Het is bijna onbegonnen werk om Congo niet met Mali te vergelijken, het land dat we de laatste jaren beter hebben leren kennen. De verschillen worden zichtbaar in de (kleine) dingen van het dagelijks leven, maar vooral ook in de wijze waarop men hier in het leven staat.

Vooraf hadden we ons al afgevraagd wat 30 jaar schrikbewind en oorlog met de bevolking zou doen. Nu komen we daar beetje bij beetje achter. Men lacht hier zichtbaar minder en is veel meer op zichzelf. Het (soms tot in den treure) bij elkaar langsgaan in Mali kent men hier vrijwel niet. Men vertrouwt elkaar ook eigenlijk niet echt. Je bent altijd op je hoede en dat lees je ook in elkaars blik. Anco bestempelde de ogen als 'priemend', klaar om te exploderen.

Toch zijn er ook veel goede, positieve contacten, van dag tot dag. De kok van 70 die graag een praatje maakt en eigenlijk een wandelend geschiedenisboek is. De technische man, die graag met ons op pad gaat om dingen bij te leren. Of gewoon het contact op straat, omdat je de mensen met respect behandeld en probeert een glimlach op hun gezicht te toveren.

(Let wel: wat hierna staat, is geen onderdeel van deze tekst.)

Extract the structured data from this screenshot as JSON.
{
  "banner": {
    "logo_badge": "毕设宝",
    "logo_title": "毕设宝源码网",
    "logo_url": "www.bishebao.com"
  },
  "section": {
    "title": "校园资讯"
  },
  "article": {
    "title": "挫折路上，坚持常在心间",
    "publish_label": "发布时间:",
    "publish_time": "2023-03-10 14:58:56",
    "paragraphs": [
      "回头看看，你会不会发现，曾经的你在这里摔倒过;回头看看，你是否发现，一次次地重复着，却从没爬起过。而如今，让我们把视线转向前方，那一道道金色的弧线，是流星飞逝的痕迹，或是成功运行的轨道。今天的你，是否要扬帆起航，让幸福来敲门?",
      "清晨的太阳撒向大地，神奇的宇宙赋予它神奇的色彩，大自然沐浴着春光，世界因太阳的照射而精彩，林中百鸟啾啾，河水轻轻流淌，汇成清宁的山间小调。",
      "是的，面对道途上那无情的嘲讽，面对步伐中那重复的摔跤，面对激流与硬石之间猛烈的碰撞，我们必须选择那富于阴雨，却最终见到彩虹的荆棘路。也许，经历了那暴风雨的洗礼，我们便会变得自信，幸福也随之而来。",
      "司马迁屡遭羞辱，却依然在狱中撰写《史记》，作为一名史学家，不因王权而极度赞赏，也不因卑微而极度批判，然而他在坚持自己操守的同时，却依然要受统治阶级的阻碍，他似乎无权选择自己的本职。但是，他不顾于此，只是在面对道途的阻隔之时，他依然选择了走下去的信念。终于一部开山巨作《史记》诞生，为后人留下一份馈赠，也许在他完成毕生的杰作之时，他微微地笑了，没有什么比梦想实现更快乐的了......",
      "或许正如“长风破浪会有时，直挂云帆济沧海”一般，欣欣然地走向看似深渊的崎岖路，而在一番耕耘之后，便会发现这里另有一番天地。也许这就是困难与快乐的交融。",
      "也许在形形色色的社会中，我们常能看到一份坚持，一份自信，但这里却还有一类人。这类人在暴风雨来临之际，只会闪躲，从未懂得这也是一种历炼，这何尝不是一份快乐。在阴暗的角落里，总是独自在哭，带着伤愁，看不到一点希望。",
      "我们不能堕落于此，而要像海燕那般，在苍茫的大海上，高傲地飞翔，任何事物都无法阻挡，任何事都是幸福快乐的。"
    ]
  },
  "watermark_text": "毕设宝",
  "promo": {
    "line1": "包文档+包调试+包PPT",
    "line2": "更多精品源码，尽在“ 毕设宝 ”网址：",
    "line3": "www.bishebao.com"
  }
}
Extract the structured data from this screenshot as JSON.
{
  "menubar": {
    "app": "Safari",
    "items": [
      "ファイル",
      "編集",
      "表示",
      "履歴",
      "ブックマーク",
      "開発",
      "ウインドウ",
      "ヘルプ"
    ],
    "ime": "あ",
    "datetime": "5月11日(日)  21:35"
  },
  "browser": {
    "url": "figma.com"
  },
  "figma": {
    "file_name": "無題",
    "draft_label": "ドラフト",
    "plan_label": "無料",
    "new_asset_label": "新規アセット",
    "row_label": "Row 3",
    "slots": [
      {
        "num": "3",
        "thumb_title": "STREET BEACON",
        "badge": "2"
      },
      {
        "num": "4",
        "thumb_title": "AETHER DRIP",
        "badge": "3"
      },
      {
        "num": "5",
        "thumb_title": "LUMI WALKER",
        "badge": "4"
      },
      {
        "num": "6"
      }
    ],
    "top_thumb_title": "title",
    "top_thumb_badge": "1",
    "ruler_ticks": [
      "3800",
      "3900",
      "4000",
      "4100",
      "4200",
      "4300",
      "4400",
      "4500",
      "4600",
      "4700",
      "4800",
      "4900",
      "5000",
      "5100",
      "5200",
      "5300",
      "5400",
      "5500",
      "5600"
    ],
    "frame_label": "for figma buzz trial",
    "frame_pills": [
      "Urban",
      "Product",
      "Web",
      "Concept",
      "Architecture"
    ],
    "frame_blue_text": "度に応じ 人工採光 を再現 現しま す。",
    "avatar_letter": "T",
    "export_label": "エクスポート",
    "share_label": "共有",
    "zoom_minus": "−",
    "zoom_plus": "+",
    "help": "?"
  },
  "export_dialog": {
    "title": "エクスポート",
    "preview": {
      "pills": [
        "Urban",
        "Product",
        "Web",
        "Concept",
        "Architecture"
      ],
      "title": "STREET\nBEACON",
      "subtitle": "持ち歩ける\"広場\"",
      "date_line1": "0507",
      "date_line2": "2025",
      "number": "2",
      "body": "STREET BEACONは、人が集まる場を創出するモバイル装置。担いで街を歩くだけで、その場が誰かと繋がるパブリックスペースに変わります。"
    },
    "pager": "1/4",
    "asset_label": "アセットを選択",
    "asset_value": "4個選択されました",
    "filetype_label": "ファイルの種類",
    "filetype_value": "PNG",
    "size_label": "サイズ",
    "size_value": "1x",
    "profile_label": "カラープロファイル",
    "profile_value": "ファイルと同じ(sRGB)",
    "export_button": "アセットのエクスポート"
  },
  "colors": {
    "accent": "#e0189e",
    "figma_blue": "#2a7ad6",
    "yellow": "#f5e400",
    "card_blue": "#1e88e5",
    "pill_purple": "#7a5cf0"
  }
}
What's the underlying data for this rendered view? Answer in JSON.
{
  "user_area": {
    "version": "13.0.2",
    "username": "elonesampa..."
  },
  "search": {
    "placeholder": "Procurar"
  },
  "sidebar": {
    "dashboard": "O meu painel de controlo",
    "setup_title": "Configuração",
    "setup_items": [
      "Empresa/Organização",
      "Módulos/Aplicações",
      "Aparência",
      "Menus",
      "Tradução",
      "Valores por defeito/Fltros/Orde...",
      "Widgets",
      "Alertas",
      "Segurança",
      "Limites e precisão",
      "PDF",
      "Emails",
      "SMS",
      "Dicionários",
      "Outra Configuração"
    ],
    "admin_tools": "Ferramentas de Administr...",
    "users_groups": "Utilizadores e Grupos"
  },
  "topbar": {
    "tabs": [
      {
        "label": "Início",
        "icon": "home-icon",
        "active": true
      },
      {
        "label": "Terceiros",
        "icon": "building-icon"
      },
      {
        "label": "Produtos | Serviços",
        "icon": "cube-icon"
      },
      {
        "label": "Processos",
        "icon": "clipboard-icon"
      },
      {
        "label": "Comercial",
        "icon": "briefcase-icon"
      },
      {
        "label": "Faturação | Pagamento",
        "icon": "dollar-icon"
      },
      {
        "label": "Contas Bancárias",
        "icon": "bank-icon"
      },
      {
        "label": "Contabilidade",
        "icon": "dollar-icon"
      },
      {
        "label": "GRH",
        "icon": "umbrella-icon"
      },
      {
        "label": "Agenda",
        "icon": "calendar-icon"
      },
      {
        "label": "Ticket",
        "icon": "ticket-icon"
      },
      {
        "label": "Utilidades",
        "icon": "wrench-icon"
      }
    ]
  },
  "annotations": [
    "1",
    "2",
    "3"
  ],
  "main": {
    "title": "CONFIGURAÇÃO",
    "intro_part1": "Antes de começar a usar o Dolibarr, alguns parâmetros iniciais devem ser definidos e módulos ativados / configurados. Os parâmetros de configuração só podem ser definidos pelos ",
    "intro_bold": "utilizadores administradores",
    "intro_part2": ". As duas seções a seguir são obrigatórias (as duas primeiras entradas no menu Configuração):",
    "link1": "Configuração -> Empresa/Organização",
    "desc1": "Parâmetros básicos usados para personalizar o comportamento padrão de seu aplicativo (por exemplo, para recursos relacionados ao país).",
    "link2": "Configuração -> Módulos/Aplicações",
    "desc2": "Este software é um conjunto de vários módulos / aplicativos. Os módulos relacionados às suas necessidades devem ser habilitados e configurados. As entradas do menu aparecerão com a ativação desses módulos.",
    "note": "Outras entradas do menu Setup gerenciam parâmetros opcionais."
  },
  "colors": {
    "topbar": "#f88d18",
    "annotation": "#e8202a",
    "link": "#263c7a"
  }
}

Op sommige momenten vind ik het lastig om me niet te focussen op de 'artistieke kant' van dit land / leven. Er komen zoveel mooie fotomomenten voorbij. Maar vrij fotograferen is er niet echt bij. Men schaamt zich voor de staat waarin het land verkeert. En de uitzichtloosheid van hun eigen situatie. Begrijpelijk...

Het leven – ons leven – op de grond van de bijbelschool is primitief, eenvoudig. De school ligt op een heuvel buiten de stad. Waterdruk is er nauwelijks, waardoor stromend water niet aanwezig is. Ook is de spanning laag (gemiddeld 90 – 140 V) – we zitten als school aan het einde van de lijn – waardoor na half zeven het actieve leven toch echt zo'n beetje ophoudt te bestaan. Ook de koelkast is niet meer. Hij is al drie keer gesneuveld.

Het kwik van de thermometer in Congo ligt gemiddeld lager dan in Mali. Maar...de luchtvochtigheid in Congo is daarentegen hoog. Het voelt dan ook klam aan en je kleren kleven voor je gevoel de hele dag aan je lijf. Niet echt fijn, maar na een week raken we er al enigszins aan gewend.

Ondanks dit alles is het goed om hier te zijn. En hopen en bidden we dat we een klein stukje aan de opbouw van een beter leven hier (op de bijbelschool) mogen bijdragen. Wat Congo vooral nodig heeft is hoop op een betere toekomst. Vertrouwen in God en in elkaar.